Devletin yurttaşlarının temel ihtiyaçlarını karşılamakla yükümlü olması, sosyal devlet tanımının kendisidir ve ne geçmişte kalmış bir hatalı uygulama ne de sermayedarlar ve onların iktidarlarının emekçi halka sundukları birer lütuftur. İşçi sınıfının dünyada ve ülkemizde 200 yıla yakın süredir verdiği mücadele, s20. Yüzyılda sosyalist ülkelerin varlığının kapitalist dünya üzerinde yarattığı basınç sadece işçiler için değil tüm insanlık ve Türkiye’de de tüm yurttaşlar için pek çok kazanımın temel haklar olarak kabul edilmesini, yasalar haline gelmesini, sosyal devlet tanımının kapitalist düzenlerde bile belli ölçülerde uygulanır hale gelmesini sağladı. Türkiye’de on yıllardır hayata geçirilen piyasacı, gerici ve halk düşmanı politikalar ise bu kazanımların tek tek ortadan kaldırılmasına emekçilerin ağırlaşan bir yoksulluğun altında ezilmesine ve düzenin efendileri tarafından sunulan kırıntılara muhtaç hale gelmesine yol açmış durumda. 

Geldiğimiz yer can acıtıcıdır. Türkiye’de devletin, merkezi ve yerel yönetimlerin asli sorumluluğu tek bir yurttaşının dahi muhtaç duruma düşmesine izin vermemek, bunun için yasal güvenceleri sağlamak ve hayata geçirmektir. Devletin, onun merkezi veya yerel yürütme organlarının yurttaşlarına karşı “muhtaç” tanımı yapması, bunun üzerinden kendi misyonunu yardım etmek olarak tarif etmesi kabul edilemez. Kabul edilemez olmanın da ötesinde günümüzde yaşadığımız siyaset alanına ve topluma aksetmiş olan çürümenin önemli etkenlerinden biri bu durum. 
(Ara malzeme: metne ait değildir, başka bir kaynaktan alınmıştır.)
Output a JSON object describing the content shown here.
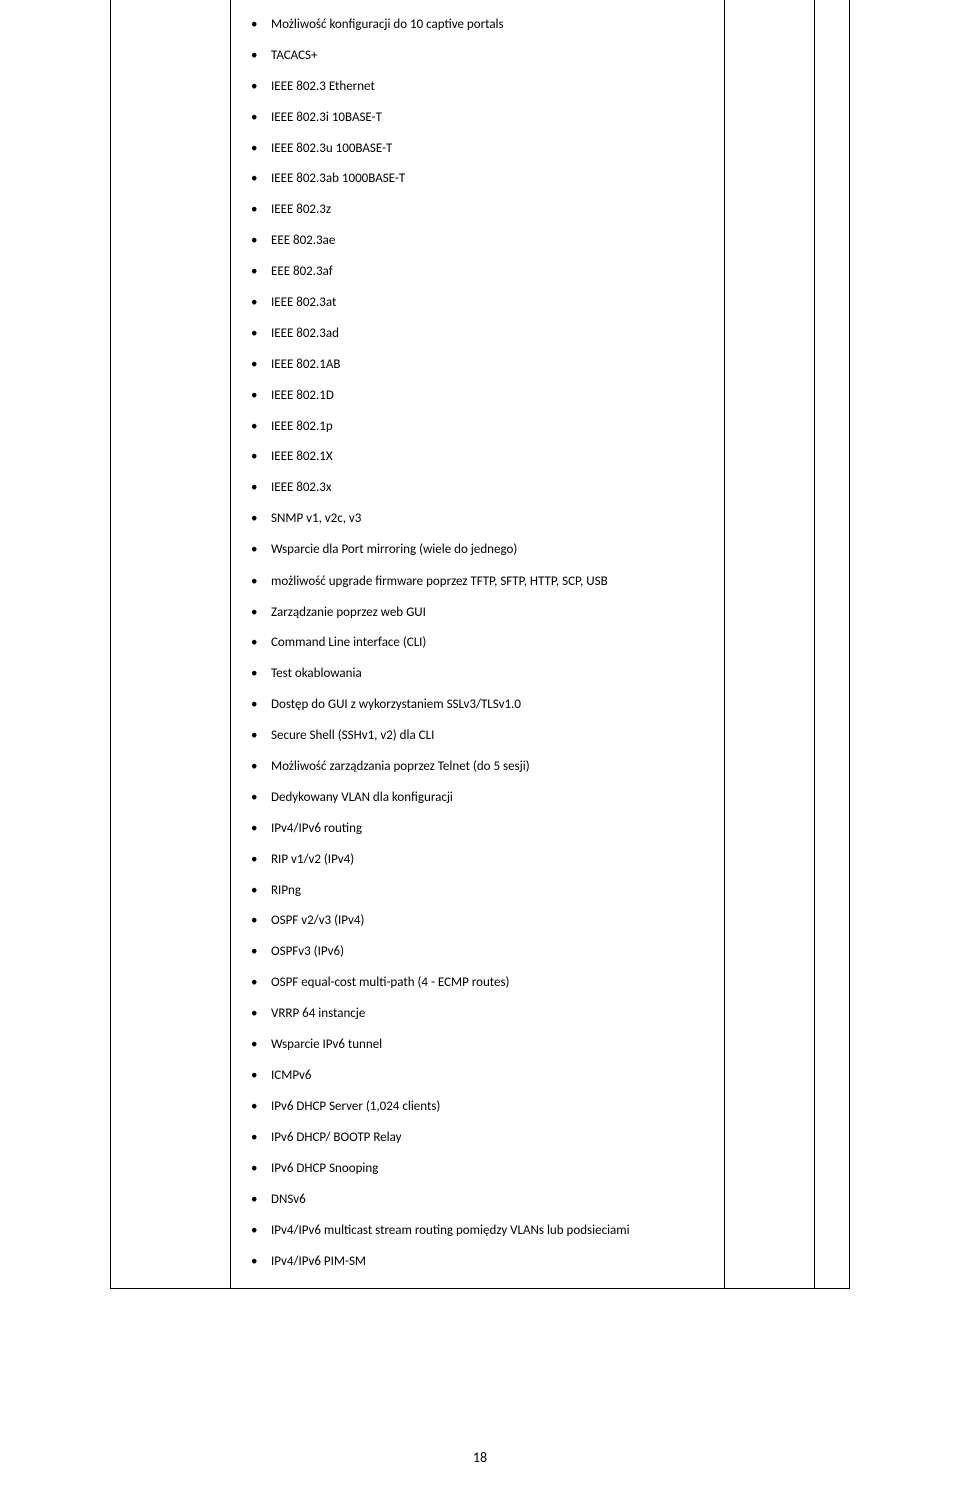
{
  "specs": {
    "items": [
      {
        "text": "Możliwość konfiguracji do 10 captive portals"
      },
      {
        "text": "TACACS+"
      },
      {
        "text": "IEEE 802.3 Ethernet"
      },
      {
        "text": "IEEE 802.3i 10BASE-T"
      },
      {
        "text": "IEEE 802.3u 100BASE-T"
      },
      {
        "text": "IEEE 802.3ab 1000BASE-T"
      },
      {
        "text": "IEEE 802.3z"
      },
      {
        "text": "EEE 802.3ae"
      },
      {
        "text": "EEE 802.3af"
      },
      {
        "text": "IEEE 802.3at"
      },
      {
        "text": "IEEE 802.3ad"
      },
      {
        "text": "IEEE 802.1AB"
      },
      {
        "text": "IEEE 802.1D"
      },
      {
        "text": "IEEE 802.1p"
      },
      {
        "text": "IEEE 802.1X"
      },
      {
        "text": "IEEE 802.3x"
      },
      {
        "text": "SNMP v1, v2c, v3"
      },
      {
        "text": "Wsparcie dla Port mirroring (wiele do jednego)"
      },
      {
        "text": "możliwość upgrade firmware poprzez TFTP, SFTP, HTTP, SCP, USB",
        "multi": true
      },
      {
        "text": "Zarządzanie poprzez web GUI"
      },
      {
        "text": "Command Line interface (CLI)"
      },
      {
        "text": "Test okablowania"
      },
      {
        "text": "Dostęp do GUI z wykorzystaniem SSLv3/TLSv1.0"
      },
      {
        "text": "Secure Shell (SSHv1, v2) dla CLI"
      },
      {
        "text": "Możliwość zarządzania poprzez Telnet (do 5 sesji)"
      },
      {
        "text": "Dedykowany VLAN dla konfiguracji"
      },
      {
        "text": "IPv4/IPv6 routing"
      },
      {
        "text": "RIP v1/v2 (IPv4)"
      },
      {
        "text": "RIPng"
      },
      {
        "text": "OSPF v2/v3 (IPv4)"
      },
      {
        "text": "OSPFv3 (IPv6)"
      },
      {
        "text": "OSPF equal-cost multi-path (4 - ECMP routes)"
      },
      {
        "text": "VRRP 64 instancje"
      },
      {
        "text": "Wsparcie IPv6 tunnel"
      },
      {
        "text": "ICMPv6"
      },
      {
        "text": "IPv6 DHCP Server (1,024 clients)"
      },
      {
        "text": "IPv6 DHCP/ BOOTP Relay"
      },
      {
        "text": "IPv6 DHCP Snooping"
      },
      {
        "text": "DNSv6"
      },
      {
        "text": "IPv4/IPv6 multicast stream routing pomiędzy VLANs lub podsieciami",
        "multi": true
      },
      {
        "text": "IPv4/IPv6 PIM-SM"
      }
    ]
  },
  "pageNumber": "18"
}
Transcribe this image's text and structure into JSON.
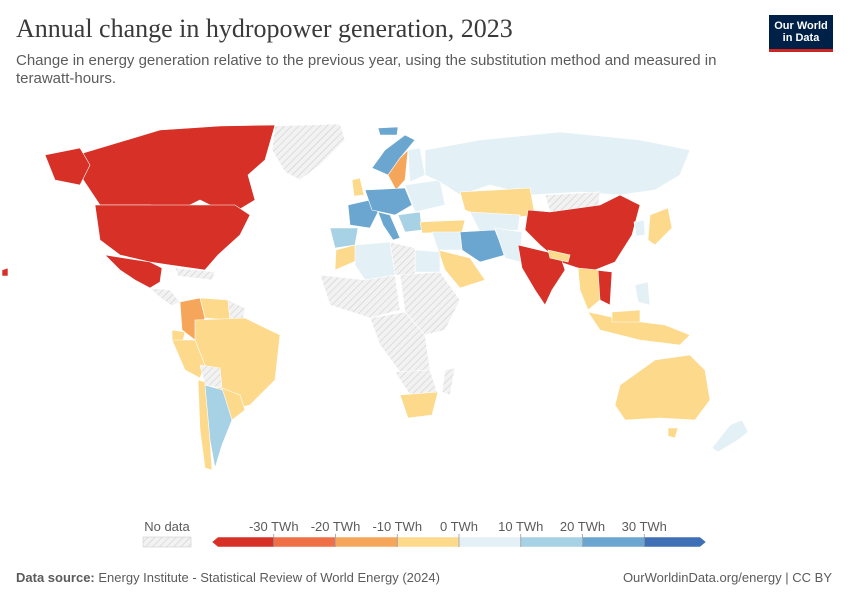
{
  "title": "Annual change in hydropower generation, 2023",
  "subtitle": "Change in energy generation relative to the previous year, using the substitution method and measured in terawatt-hours.",
  "logo": {
    "line1": "Our World",
    "line2": "in Data"
  },
  "legend": {
    "no_data_label": "No data",
    "ticks": [
      "-30 TWh",
      "-20 TWh",
      "-10 TWh",
      "0 TWh",
      "10 TWh",
      "20 TWh",
      "30 TWh"
    ],
    "colors": [
      "#d73027",
      "#ef6f47",
      "#f6a65b",
      "#fdd98b",
      "#e3f1f6",
      "#a7d1e4",
      "#6aa6d0",
      "#3f6fb5"
    ]
  },
  "colors": {
    "no_data": "#e6e6e6",
    "strong_negative": "#d73027",
    "negative": "#f6a65b",
    "slight_negative": "#fdd98b",
    "slight_positive": "#e3f1f6",
    "positive": "#a7d1e4",
    "strong_positive": "#6aa6d0"
  },
  "footer": {
    "source_label": "Data source:",
    "source_text": "Energy Institute - Statistical Review of World Energy (2024)",
    "url_text": "OurWorldinData.org/energy | CC BY"
  }
}
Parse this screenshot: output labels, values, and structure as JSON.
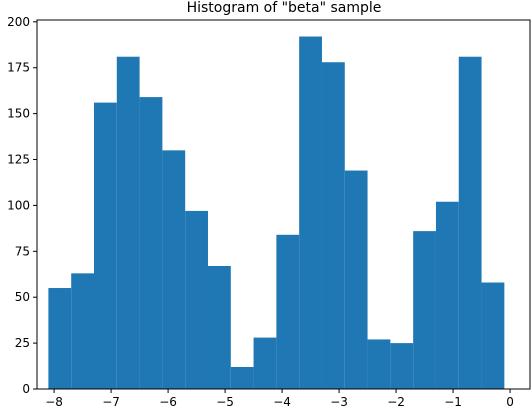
{
  "chart_data": {
    "type": "bar",
    "title": "Histogram of \"beta\" sample",
    "xlabel": "",
    "ylabel": "",
    "bar_color": "#1f77b4",
    "bin_width": 0.4,
    "bin_start": -8.1,
    "x": [
      -7.9,
      -7.5,
      -7.1,
      -6.7,
      -6.3,
      -5.9,
      -5.5,
      -5.1,
      -4.7,
      -4.3,
      -3.9,
      -3.5,
      -3.1,
      -2.7,
      -2.3,
      -1.9,
      -1.5,
      -1.1,
      -0.7,
      -0.3
    ],
    "values": [
      55,
      63,
      156,
      181,
      159,
      130,
      97,
      67,
      12,
      28,
      84,
      192,
      178,
      119,
      27,
      25,
      86,
      102,
      181,
      58
    ],
    "xlim": [
      -8.3,
      0.35
    ],
    "ylim": [
      0,
      201
    ],
    "xticks": [
      -8,
      -7,
      -6,
      -5,
      -4,
      -3,
      -2,
      -1,
      0
    ],
    "xtick_labels": [
      "−8",
      "−7",
      "−6",
      "−5",
      "−4",
      "−3",
      "−2",
      "−1",
      "0"
    ],
    "yticks": [
      0,
      25,
      50,
      75,
      100,
      125,
      150,
      175,
      200
    ],
    "ytick_labels": [
      "0",
      "25",
      "50",
      "75",
      "100",
      "125",
      "150",
      "175",
      "200"
    ],
    "grid": false,
    "legend": false
  }
}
Geldiğimiz yer 19. yüzyıl başlarında İngiltere’de emekçilerin yaşam koşullarını aktaran edebiyat eserlerini andırmakta. Adeta Charles Dickens’ın romanlarında veya Friedrich Engels’in İngiltere’de Emekçi Sınıfların Durumu kitabında tasvir edilen bir sahneyi yaşamaktayız. Ama unutmayalım,19. yüzyıl aynı zamanda işçi sınıfının sömürü ve yoksulluğa karşı sınıflar mücadelesini tırmandırdığı bir çağın açılışı anlamına da geldi. Bugün de emekçileri yoksulluk ve sefaletten kurtaracak olan onların sadaka düzeni değil, işçi sınıfının örgütlülüğü ve mücadelesi olacak.